James Robert Cummins or Cummings, aka: "Windy Jim" (1847-1929 ) - Cummins, born on January 31, 1847, lived near Kearney, Missouri and rode with Quantrill’s Raiders during the Civil War, most often assigned to follow "Bloody” Bill Anderson. A known horse thief, he joined up with the James-Younger Gang after the war and was involved in the train robberies at Winston and Blue Cut, Missouri. He was suspected of being involved in the plot to kill Jesse James because his sister, Artella Cummsins, married Robert Ford, Jesse’s killer.  After the break up of the James Gang, he became a farmer in Arkansas and actually tried to turn himself in several times, but no one believed he was really Jim Cummins. At the age of 63 he married Florence Sherwood and lived to an old age. He died in the Old Soldiers Home at Higginsville Missouri on July 9, 1929.

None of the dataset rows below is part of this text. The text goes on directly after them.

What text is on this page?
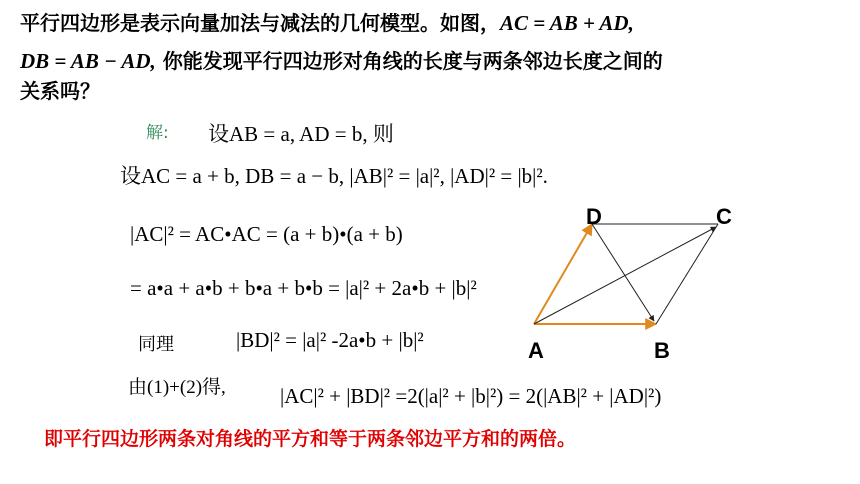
平行四边形是表示向量加法与减法的几何模型。如图，AC = AB + AD,
DB = AB − AD, 你能发现平行四边形对角线的长度与两条邻边长度之间的
关系吗？
解: 设AB = a, AD = b, 则
设AC = a + b, DB = a − b, |AB|² = |a|², |AD|² = |b|².
|AC|² = AC•AC = (a + b)•(a + b)
= a•a + a•b + b•a + b•b = |a|² + 2a•b + |b|²
同理	|BD|² = |a|² -2a•b + |b|²
由(1)+(2)得,	|AC|² + |BD|² =2(|a|² + |b|²) = 2(|AB|² + |AD|²)
即平行四边形两条对角线的平方和等于两条邻边平方和的两倍。
D	C
A	B
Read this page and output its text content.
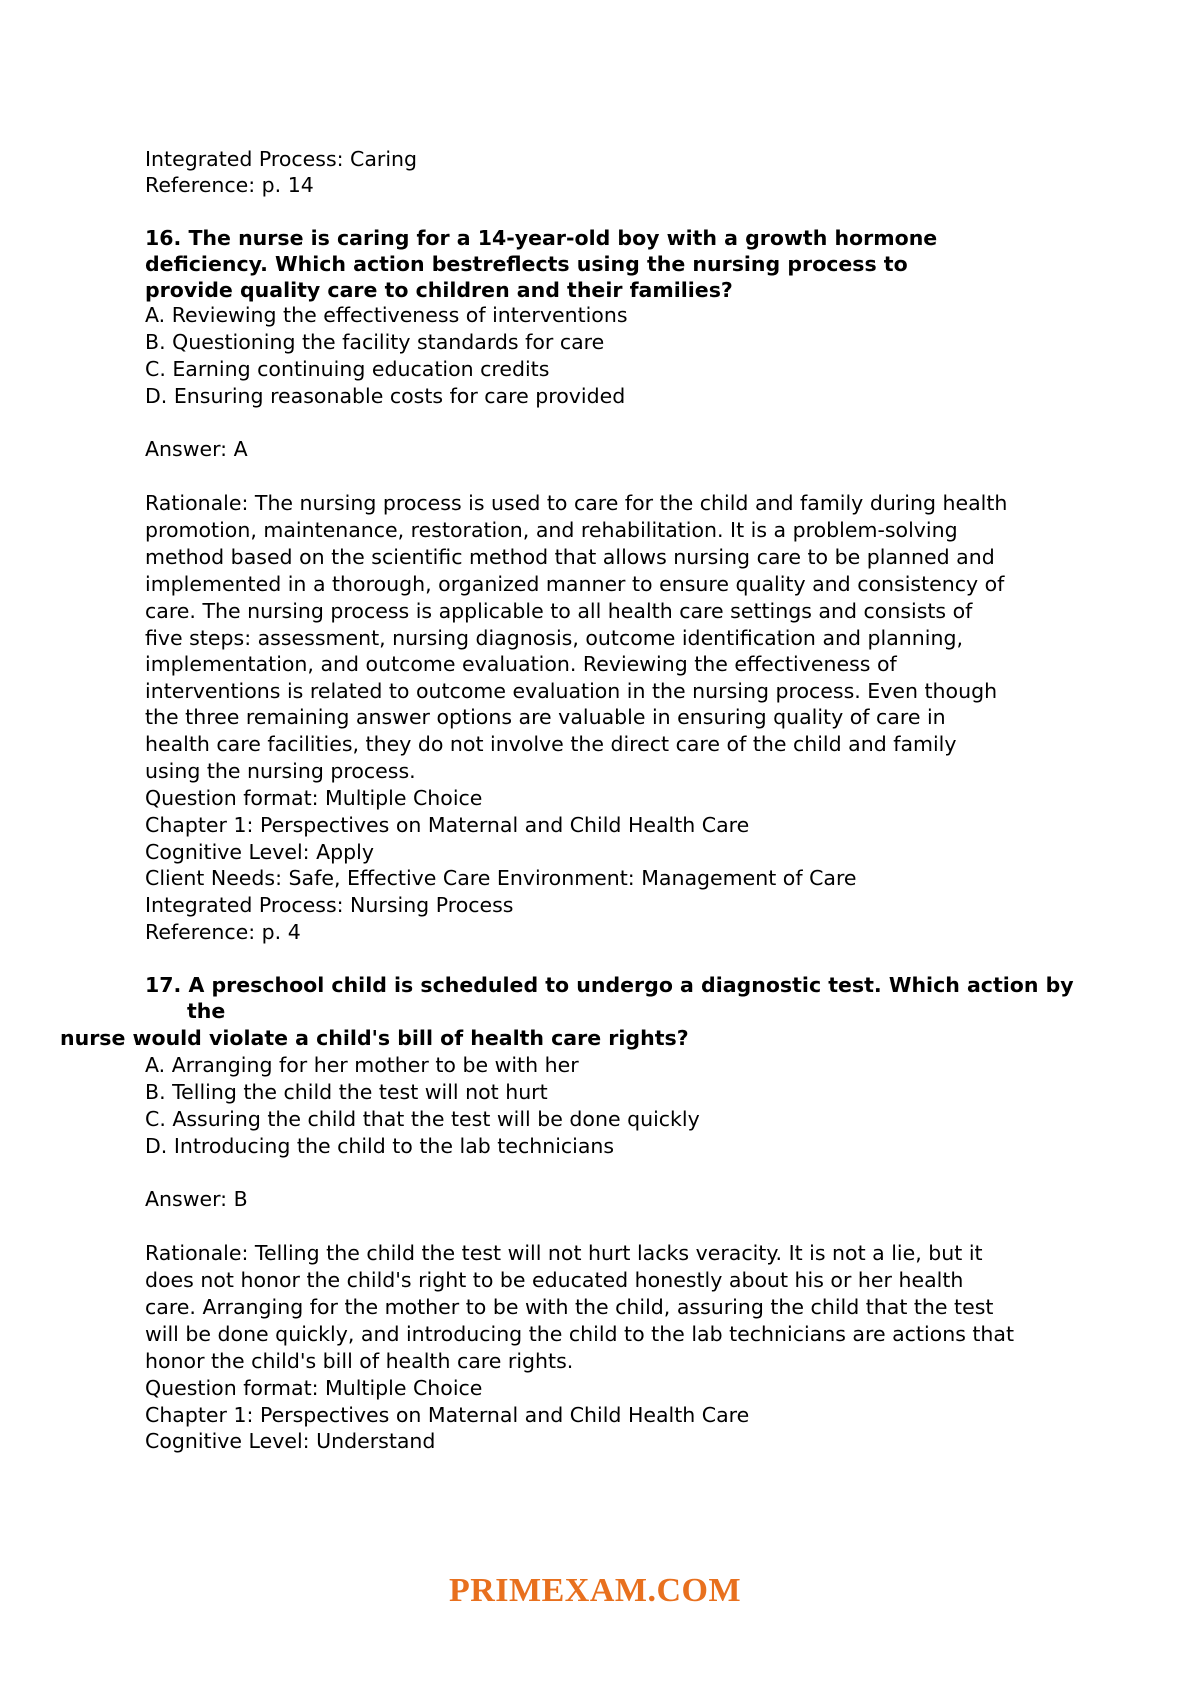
Integrated Process: Caring
Reference: p. 14
16. The nurse is caring for a 14-year-old boy with a growth hormone
deficiency. Which action bestreflects using the nursing process to
provide quality care to children and their families?
A. Reviewing the effectiveness of interventions
B. Questioning the facility standards for care
C. Earning continuing education credits
D. Ensuring reasonable costs for care provided
Answer: A
Rationale: The nursing process is used to care for the child and family during health
promotion, maintenance, restoration, and rehabilitation. It is a problem-solving
method based on the scientific method that allows nursing care to be planned and
implemented in a thorough, organized manner to ensure quality and consistency of
care. The nursing process is applicable to all health care settings and consists of
five steps: assessment, nursing diagnosis, outcome identification and planning,
implementation, and outcome evaluation. Reviewing the effectiveness of
interventions is related to outcome evaluation in the nursing process. Even though
the three remaining answer options are valuable in ensuring quality of care in
health care facilities, they do not involve the direct care of the child and family
using the nursing process.
Question format: Multiple Choice
Chapter 1: Perspectives on Maternal and Child Health Care
Cognitive Level: Apply
Client Needs: Safe, Effective Care Environment: Management of Care
Integrated Process: Nursing Process
Reference: p. 4
17. A preschool child is scheduled to undergo a diagnostic test. Which action by
the
nurse would violate a child's bill of health care rights?
A. Arranging for her mother to be with her
B. Telling the child the test will not hurt
C. Assuring the child that the test will be done quickly
D. Introducing the child to the lab technicians
Answer: B
Rationale: Telling the child the test will not hurt lacks veracity. It is not a lie, but it
does not honor the child's right to be educated honestly about his or her health
care. Arranging for the mother to be with the child, assuring the child that the test
will be done quickly, and introducing the child to the lab technicians are actions that
honor the child's bill of health care rights.
Question format: Multiple Choice
Chapter 1: Perspectives on Maternal and Child Health Care
Cognitive Level: Understand
PRIMEXAM.COM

George Curry, aka: Flat Nose, Big Nose (1864-1900) - Born on Prince Edward Island, Canada about 1864, Curry moved to Nebraska with his family when he was still a child. At the age of 15 he drifted west and soon became involved in cattle rustling. Some where along the line, a horse kicked him in the nose, earning him not only a disfigurement, but also the nicknames. He soon joined the Wild Bunch with whom he participated in several holdups. While working with Cassidy's gang, Harvey Logan adopted his surname and became known as Kid Curry.

In June, 1897, George Curry, along with Harvey Logan and Tom O'Day held up the Butte County Bank at Belle Fourche, South Dakota. O'Day was arrested immediately as his horse had run away, but the other two escaped. However, while Curry and Logan were holed up in Fergus County, Montana, a posse caught up with them and hauled them back to South Dakota where they were placed in the Deadwood jail. The outlaws, however, had other ideas and in November they overpowered the jailer and escaped. After participating in more robberies of post offices and trains, Curry was rustling cattle in Moab County, Utah when lawmen Jessie M. Tyler and Thomas Preece finally caught up with him on April 17, 1900 and Curry was shot and killed. His friend, Harvey Logan, was so enraged that he soon traveled toUtah where he killed both Tyler and his Deputy, Sam Jenkins, in a gunfight. Curry is buried in Chadron, Nebraska.